Le mentían. Don Juan Mogica no había podido ocultar por mucho tiempo su vejez y su senilidad, y los agentes del gobierno decidieron que no podía embarcarse, pues quizá no resistiera la travesía y no querían que su fallecimiento se achacara a la perfidia real, así que lo retuvieron en tierra, acordando que fuera llevado al interior donde acabó siendo conducido al Convento de la Merced en Zaragoza. Desde la cubierta del barco, aún pudo Bonifacio ver por un momento la cabeza endeble y de cuatro mechones canosos de Don Juan, su querido coadjutor, atrapado en el puerto de Salou, y al que aún pudo gritar para despedirse:

-¡Padre! ¡Padre!

- ¡Bonifacio, Angel mío! –le contestó el coadjutor cuando oyó la voz del niño -¡Ama a Dios sobre todas las cosas! ¡Ama a Dios sobre todas las cosas! ¡Y perdónales! ¡Perdónales!

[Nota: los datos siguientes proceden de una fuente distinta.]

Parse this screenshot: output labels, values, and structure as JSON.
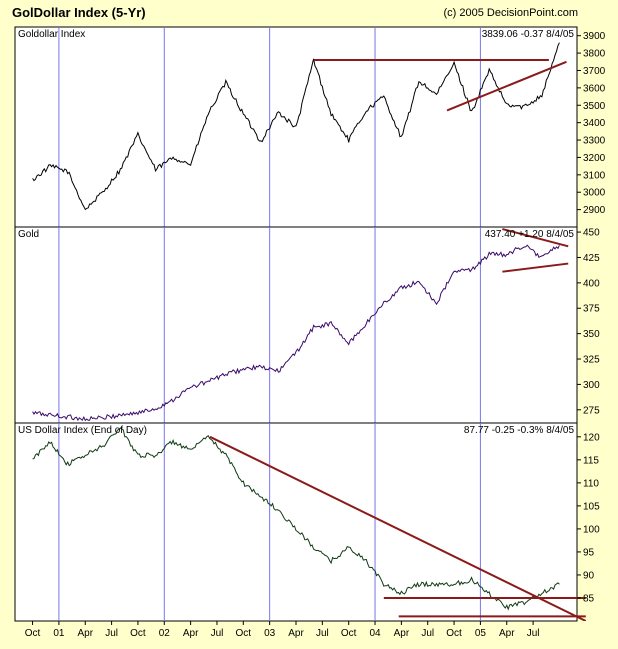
{
  "header": {
    "title": "GolDollar Index (5-Yr)",
    "credit": "(c) 2005 DecisionPoint.com"
  },
  "colors": {
    "background": "#ffffcc",
    "plot_background": "#ffffff",
    "grid": "#7777ee",
    "trendline": "#8b1a1a",
    "goldollar_line": "#000000",
    "gold_line": "#3a0a6a",
    "usd_line": "#0f3a12"
  },
  "chart_data": [
    {
      "type": "line",
      "title": "Goldollar Index",
      "readout": "3839.06  -0.37   8/4/05",
      "ylim": [
        2800,
        3950
      ],
      "yticks": [
        2900,
        3000,
        3100,
        3200,
        3300,
        3400,
        3500,
        3600,
        3700,
        3800,
        3900
      ],
      "series": [
        {
          "x": [
            0,
            2,
            4,
            6,
            8,
            10,
            12,
            14,
            16,
            18,
            20,
            22,
            24,
            26,
            28,
            30,
            32,
            34,
            36,
            38,
            40,
            42,
            44,
            46,
            48,
            50,
            52,
            54,
            56,
            58,
            60
          ],
          "values": [
            3070,
            3150,
            3120,
            2900,
            3000,
            3130,
            3330,
            3130,
            3200,
            3160,
            3450,
            3630,
            3450,
            3290,
            3460,
            3370,
            3760,
            3450,
            3300,
            3470,
            3550,
            3310,
            3640,
            3560,
            3740,
            3460,
            3700,
            3500,
            3490,
            3560,
            3860
          ]
        }
      ],
      "trendlines": [
        {
          "x": [
            32,
            58.8
          ],
          "y": [
            3760,
            3760
          ]
        },
        {
          "x": [
            47.2,
            60.8
          ],
          "y": [
            3470,
            3750
          ]
        }
      ]
    },
    {
      "type": "line",
      "title": "Gold",
      "readout": "437.40  +1.20   8/4/05",
      "ylim": [
        262,
        455
      ],
      "yticks": [
        275,
        300,
        325,
        350,
        375,
        400,
        425,
        450
      ],
      "series": [
        {
          "x": [
            0,
            2,
            4,
            6,
            8,
            10,
            12,
            14,
            16,
            18,
            20,
            22,
            24,
            26,
            28,
            30,
            32,
            34,
            36,
            38,
            40,
            42,
            44,
            46,
            48,
            50,
            52,
            54,
            56,
            58,
            60
          ],
          "values": [
            272,
            270,
            268,
            266,
            267,
            270,
            272,
            276,
            285,
            297,
            303,
            310,
            315,
            317,
            313,
            331,
            356,
            360,
            340,
            360,
            380,
            395,
            401,
            380,
            411,
            413,
            428,
            428,
            437,
            425,
            437
          ]
        }
      ],
      "trendlines": [
        {
          "x": [
            53.5,
            61
          ],
          "y": [
            453,
            436
          ]
        },
        {
          "x": [
            53.5,
            61
          ],
          "y": [
            411,
            419
          ]
        }
      ]
    },
    {
      "type": "line",
      "title": "US Dollar Index (End of Day)",
      "readout": "87.77   -0.25   -0.3%   8/4/05",
      "ylim": [
        80,
        123
      ],
      "yticks": [
        85,
        90,
        95,
        100,
        105,
        110,
        115,
        120
      ],
      "series": [
        {
          "x": [
            0,
            2,
            4,
            6,
            8,
            10,
            12,
            14,
            16,
            18,
            20,
            22,
            24,
            26,
            28,
            30,
            32,
            34,
            36,
            38,
            40,
            42,
            44,
            46,
            48,
            50,
            52,
            54,
            56,
            58,
            60
          ],
          "values": [
            115,
            119,
            114,
            116,
            118,
            122,
            116,
            116,
            119,
            117,
            120,
            116,
            110,
            107,
            104,
            100,
            96,
            93,
            96,
            93,
            88,
            86,
            88,
            88,
            88,
            89,
            86,
            83,
            84,
            86,
            88
          ]
        }
      ],
      "trendlines": [
        {
          "x": [
            20.2,
            63
          ],
          "y": [
            120,
            80
          ]
        },
        {
          "x": [
            40,
            63
          ],
          "y": [
            85,
            85
          ]
        },
        {
          "x": [
            41.7,
            63
          ],
          "y": [
            81,
            81
          ]
        }
      ]
    }
  ],
  "x_axis": {
    "xlim": [
      -2,
      62
    ],
    "ticks": [
      {
        "x": 0,
        "label": "Oct"
      },
      {
        "x": 3,
        "label": "01"
      },
      {
        "x": 6,
        "label": "Apr"
      },
      {
        "x": 9,
        "label": "Jul"
      },
      {
        "x": 12,
        "label": "Oct"
      },
      {
        "x": 15,
        "label": "02"
      },
      {
        "x": 18,
        "label": "Apr"
      },
      {
        "x": 21,
        "label": "Jul"
      },
      {
        "x": 24,
        "label": "Oct"
      },
      {
        "x": 27,
        "label": "03"
      },
      {
        "x": 30,
        "label": "Apr"
      },
      {
        "x": 33,
        "label": "Jul"
      },
      {
        "x": 36,
        "label": "Oct"
      },
      {
        "x": 39,
        "label": "04"
      },
      {
        "x": 42,
        "label": "Apr"
      },
      {
        "x": 45,
        "label": "Jul"
      },
      {
        "x": 48,
        "label": "Oct"
      },
      {
        "x": 51,
        "label": "05"
      },
      {
        "x": 54,
        "label": "Apr"
      },
      {
        "x": 57,
        "label": "Jul"
      }
    ],
    "year_lines": [
      3,
      15,
      27,
      39,
      51
    ]
  }
}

   En aquellas palabras sonaba la voz lejana del religioso como un canto de cisne, un adiós que no se atrevió a pronunciar, quizá en su última lucidez, mientras alzaba su manita de viejo y la movía para que su pequeño amigo la siguiera divisando al alejarse rodeado de casacas y sombreros de tres picos de los soldados.

-Pronto vendrá, no te preocupes-, dijo a Bonifacio uno de los padres –Anda, toma un poco de bizcocho, y abrígate.

   Así se separaron Bonifacio y el coadjutor Mogica, para siempre. El niño, arropado por sus jesuitas de la Casa profesa y colegio de San Pablo de Valencia, más los de Onteniente, Alicante, Gandía, Segorbe, Torrente y Orihuela, marchó en aquel barco en la que iba a ser llamada la Expulsión de los Jesuitas y que para ellos significó el fin de su mundo. Al alejarse de la costa, muchos miraban por la borda sin saber si estaban despidiéndose para siempre de España, o si les esperaba un final aún más dramático como prisioneros que eran.

   No habían terminado sus cuitas con el embarque pues llegados a las costas italianas no quiso el Papa hacerse cargo de ellos, porque no vieran los otros reinos que en Roma facilitaban las expulsiones, así que los reenviaron a Córcega donde continuaron sus penalidades.